In certain cases, regulatory agencies have fined fundraising groups in the sector because legislators subsequently regarded it as a securities service. If regulators determine that tokens are securities, then the issuing organization must adhere to the strict measures applicable to traditional assets in this category. In this regard, the US Securities and Exchange Commission (SEC) has provided some detailed information.
In general, the development of regulations tends to occur at a slower pace compared to the rapid growth of blockchain technology. This is a common issue in the technology industry with regards to legal systems. Nevertheless, numerous government organizations are presently discussing the implementation of a more transparent legal framework for blockchain technology and digital currencies.
Although many blockchain enthusiasts are wary of the potential for excessive government intervention (which could impede development), most recognize the necessity of protecting investors. Unlike traditional finance, raising capital from people all over the world will always present significant challenges.
What are the risks with ICOs?
Investing in a new token is alluring due to the expectation of yielding a substantial profit; however, not all cryptocurrencies have the capability of fulfilling this expectation. Like any other form of crypto investment, investing in an Initial Coin Offering (ICO) holds no guarantees that a positive return on investment (ROI greater than 0) will be obtained.

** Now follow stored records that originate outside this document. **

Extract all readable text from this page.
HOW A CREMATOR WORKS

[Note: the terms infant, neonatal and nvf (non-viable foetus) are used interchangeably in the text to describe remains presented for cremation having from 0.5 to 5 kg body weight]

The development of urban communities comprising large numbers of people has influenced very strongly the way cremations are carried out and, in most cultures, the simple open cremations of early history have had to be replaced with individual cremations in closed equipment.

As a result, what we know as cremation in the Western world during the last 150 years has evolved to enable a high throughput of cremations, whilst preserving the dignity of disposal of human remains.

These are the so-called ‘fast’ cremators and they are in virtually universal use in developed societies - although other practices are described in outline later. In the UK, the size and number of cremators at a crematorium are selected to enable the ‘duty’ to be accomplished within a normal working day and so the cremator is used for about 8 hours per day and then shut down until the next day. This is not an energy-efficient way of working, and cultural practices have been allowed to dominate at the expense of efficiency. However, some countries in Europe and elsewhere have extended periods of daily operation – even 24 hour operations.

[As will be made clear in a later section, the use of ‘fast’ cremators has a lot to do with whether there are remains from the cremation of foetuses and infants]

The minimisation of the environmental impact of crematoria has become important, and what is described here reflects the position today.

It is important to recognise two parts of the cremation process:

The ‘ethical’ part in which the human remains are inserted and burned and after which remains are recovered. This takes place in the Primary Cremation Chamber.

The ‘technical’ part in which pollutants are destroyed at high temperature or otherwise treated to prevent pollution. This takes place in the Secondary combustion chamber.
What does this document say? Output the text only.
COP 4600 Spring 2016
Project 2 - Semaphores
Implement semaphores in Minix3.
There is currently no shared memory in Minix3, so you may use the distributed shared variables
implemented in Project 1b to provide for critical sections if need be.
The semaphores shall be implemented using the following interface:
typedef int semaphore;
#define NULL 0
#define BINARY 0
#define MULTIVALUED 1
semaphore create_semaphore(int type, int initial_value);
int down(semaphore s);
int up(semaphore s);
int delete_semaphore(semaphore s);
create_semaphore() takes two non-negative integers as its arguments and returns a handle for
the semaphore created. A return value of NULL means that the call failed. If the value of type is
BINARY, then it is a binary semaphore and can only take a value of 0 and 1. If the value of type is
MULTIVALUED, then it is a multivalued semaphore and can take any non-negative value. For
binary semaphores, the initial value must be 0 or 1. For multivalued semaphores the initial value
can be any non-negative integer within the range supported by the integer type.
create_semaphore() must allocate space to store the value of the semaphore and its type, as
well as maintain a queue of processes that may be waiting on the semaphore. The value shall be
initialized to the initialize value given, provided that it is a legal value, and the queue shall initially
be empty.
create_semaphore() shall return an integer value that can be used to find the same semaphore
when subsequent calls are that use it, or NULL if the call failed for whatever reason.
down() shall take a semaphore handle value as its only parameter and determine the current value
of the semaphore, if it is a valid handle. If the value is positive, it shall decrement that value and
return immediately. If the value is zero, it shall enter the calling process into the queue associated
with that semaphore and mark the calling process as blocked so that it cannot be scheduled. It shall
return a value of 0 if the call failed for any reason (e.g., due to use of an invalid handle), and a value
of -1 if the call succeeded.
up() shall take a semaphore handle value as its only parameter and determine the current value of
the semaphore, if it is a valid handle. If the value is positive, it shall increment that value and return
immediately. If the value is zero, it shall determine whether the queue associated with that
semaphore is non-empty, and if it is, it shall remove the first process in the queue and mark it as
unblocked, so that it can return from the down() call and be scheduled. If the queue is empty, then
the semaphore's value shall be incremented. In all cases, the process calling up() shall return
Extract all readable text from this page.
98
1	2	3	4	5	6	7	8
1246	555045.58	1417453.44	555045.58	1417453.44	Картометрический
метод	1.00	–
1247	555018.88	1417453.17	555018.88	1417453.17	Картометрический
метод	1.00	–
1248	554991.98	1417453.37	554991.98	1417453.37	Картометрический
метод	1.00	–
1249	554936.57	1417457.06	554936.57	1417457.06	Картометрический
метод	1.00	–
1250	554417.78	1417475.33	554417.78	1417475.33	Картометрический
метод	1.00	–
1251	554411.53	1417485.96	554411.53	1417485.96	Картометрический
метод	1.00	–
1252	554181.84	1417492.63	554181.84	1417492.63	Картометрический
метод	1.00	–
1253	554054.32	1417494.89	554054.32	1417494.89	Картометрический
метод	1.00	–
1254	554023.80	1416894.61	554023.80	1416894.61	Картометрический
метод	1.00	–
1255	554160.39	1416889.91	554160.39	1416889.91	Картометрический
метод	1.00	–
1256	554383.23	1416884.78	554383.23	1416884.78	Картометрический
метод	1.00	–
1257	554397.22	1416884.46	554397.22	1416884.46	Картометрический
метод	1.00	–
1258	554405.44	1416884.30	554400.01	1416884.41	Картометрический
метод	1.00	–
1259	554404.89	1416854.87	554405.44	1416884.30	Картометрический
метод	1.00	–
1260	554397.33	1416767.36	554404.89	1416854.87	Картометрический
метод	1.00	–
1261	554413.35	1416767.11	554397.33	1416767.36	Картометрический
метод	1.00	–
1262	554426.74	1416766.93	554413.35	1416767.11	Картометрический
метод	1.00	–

Determining the feasibility of a project can be challenging, as there are numerous factors involved in the evaluation process. It is essential for prospective investors to conduct due diligence and thoroughly research the tokens they are interested in purchasing. This process should include a detailed fundamental analysis. Below are a few essential questions investors should ask themselves when exploring ICO projects.
- Is this model feasible? What issues does the project address for humanity?
- What is the allocation method of the token supply source?
- Does the project objective require the utilization of blockchain technology and/or tokens for realization?
- Does the team possess credibility? Do they possess sufficient skills and resources to transform the project into a reality?
One of the most important rules is to never invest more money than you can afford to lose. The crypto market is highly volatile and carries significant risks, which means that the amount you hold may decrease significantly if you are not cautious.
Who can organize an ICO sale?
The technology for creating and distributing tokens is now widely accessible to the public. However, it is crucial to consider certain legal issues before an organization conducts an ICO.
As a general observation, the cryptocurrency landscape currently lacks adequate guidance and regulations, with certain crucial legal questions still unresolved. While some countries have completely barred ICO-related activities, even the most crypto-friendly jurisdictions have yet to establish clear laws surrounding these matters. Consequently, it is imperative for individuals to thoroughly comprehend and be familiar with their respective national legal frameworks before embarking on any ICO ventures.
Summary
The preceding information is the comprehensive data that Coinlize has shared to enable you to have a better understanding of what an ICO is and the 5 mistakes that one should avoid when participating in an ICO. The purpose of this information is to guide you towards informed and successful participation in the ICO ecosystem.
The efficacy of ICOs has been proven; they serve as a valuable means for early-stage projects to attract funding. Following the successful Ethereum ICO in 2014, several organizations were able to recoup investments, subsequently developing new protocols and ecosystems.
It is important to have a clear understanding of the investments you are making, as there is no guarantee of 100% profit. With the emerging market of cryptocurrency, investing in ICOs poses high risks and there is little protection for investors if a project fails to deliver a viable and valuable product for humanity.